Devoted to the Propagation and Defense of New Testament Christianity
January 30, 1964

Dedicating The Meeting House

Cecil B. Douthitt

A few years ago a preacher called me by telephone and informed me that he and others intended to dedicate their new meeting house the next Sunday afternoon, and he wanted me to have a part in the dedicating services, if I would permit him to put my name on the program.

I replied that I did not know how to "dedicate" a meeting house and that I would feel down-right silly up there before an audience trying to do something that I did not know how to do.

A few denominational preachers with whom I am acquainted occasionally "dedicate" babies, but they have a creed that tells them how to do it: they sprinkle water on the heads of the babies; but they have one up on me — I have no creed or guide in such matters, except the Bible, and it does not tell me anything about dedicating either meeting houses or babies; therefore, I have no way of ever learning how to dedicate babies, meeting houses, pots, pans, kettles, recreation halls, ping pong tables or anything else that the Bible does not tell me how to dedicate. The Old Testament reveals that some of these things were dedicated under the law of Moses, but Paul said something in Col. 2:14-16 about the abolition of that Old Testament "bond" with its meats, drinks, feast days, new moons, Sabbath days and other ordinances of the law.

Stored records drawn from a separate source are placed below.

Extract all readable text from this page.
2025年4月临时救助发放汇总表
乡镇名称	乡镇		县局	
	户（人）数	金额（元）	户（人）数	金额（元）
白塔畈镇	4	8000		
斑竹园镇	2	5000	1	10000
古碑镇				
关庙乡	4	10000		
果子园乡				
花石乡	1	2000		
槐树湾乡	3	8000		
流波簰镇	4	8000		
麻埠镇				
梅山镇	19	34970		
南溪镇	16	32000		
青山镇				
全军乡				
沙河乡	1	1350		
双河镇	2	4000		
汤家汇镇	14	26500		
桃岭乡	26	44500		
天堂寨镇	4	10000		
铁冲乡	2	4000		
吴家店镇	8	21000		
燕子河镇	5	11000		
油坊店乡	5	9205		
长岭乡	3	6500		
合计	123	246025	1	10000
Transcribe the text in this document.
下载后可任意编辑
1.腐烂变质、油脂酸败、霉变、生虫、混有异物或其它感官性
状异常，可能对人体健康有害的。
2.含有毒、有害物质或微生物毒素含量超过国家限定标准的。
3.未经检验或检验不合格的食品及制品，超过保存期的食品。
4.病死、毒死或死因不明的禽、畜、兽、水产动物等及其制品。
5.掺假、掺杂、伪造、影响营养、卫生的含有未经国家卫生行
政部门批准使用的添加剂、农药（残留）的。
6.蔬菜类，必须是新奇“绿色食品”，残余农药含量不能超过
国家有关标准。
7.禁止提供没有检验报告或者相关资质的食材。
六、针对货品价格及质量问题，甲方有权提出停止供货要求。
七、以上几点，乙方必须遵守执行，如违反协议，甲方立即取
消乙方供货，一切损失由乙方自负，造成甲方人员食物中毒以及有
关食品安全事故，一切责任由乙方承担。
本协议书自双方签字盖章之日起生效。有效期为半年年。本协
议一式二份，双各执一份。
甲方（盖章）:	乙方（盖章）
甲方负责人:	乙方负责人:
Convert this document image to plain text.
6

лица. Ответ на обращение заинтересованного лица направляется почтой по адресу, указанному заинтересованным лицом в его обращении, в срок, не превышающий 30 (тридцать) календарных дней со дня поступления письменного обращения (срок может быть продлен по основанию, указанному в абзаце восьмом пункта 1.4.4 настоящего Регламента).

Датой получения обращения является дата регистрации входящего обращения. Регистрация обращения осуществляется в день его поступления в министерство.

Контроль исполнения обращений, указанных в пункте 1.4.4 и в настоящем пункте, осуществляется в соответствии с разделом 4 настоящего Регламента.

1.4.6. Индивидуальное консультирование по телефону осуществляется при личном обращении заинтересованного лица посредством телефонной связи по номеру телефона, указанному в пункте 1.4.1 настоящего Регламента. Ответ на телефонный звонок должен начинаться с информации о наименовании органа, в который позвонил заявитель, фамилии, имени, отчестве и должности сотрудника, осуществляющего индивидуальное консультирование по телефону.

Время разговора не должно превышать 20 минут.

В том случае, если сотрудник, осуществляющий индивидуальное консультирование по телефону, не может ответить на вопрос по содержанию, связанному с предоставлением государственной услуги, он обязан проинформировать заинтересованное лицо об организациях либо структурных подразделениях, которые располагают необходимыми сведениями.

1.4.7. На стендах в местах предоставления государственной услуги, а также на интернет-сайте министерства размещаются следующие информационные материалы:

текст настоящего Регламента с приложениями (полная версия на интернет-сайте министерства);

Therefore, I am left without chart or compass in the practice of all these shadows of the law, which are not included in the gospel of Christ. In trying to dedicate a meeting house I would not know whether to squirt holy water all over the place, or fumigate the fellowship hall, or light a candle. Which would you do, if you were called on to "dedicate" a meeting house? And by what authority would you do it?

Occasionally some one gets all hot and bothered over something which the Bible says nothing, and excitedly proclaims, "We ought to put Christ into Christmas." That is another thing that I never did know how to do. Frankly, I do not know that Christ wants us to put him into Christmas; he may be trying to stay out of it. If he really had wanted us to put him into Christmas, surely he would have said something about it in the inspired scriptures which he gave to furnish us completely unto every good work. (2 Tim. 3:16, 17) It would embarrass me very much indeed if Jesus should slip up on me and catch me trying to put him into something that he is trying to stay out of. I feel that way about all religious work, worship and performances about which Jesus says nothing but to condemn them.

Entirely too many of our own brethren seem to stand in readiness always to trot along after the suggestions and performances of some one "on the march" without even glancing at the scriptures to see whether these things are so. (Acts 17:11) When some one tries to get them to take a look at the word of the Lord, they usually just shut both eyes and yell aloud: "Hobby-rider! Anti! We do many things for which we have no authority!" And that's the reason why we have Romanism, denominationalism and just about all the human institutions that uninspired men can think of, through which to do the work which the Lord assigned to the churches; that's why we're having so much trouble in the churches today.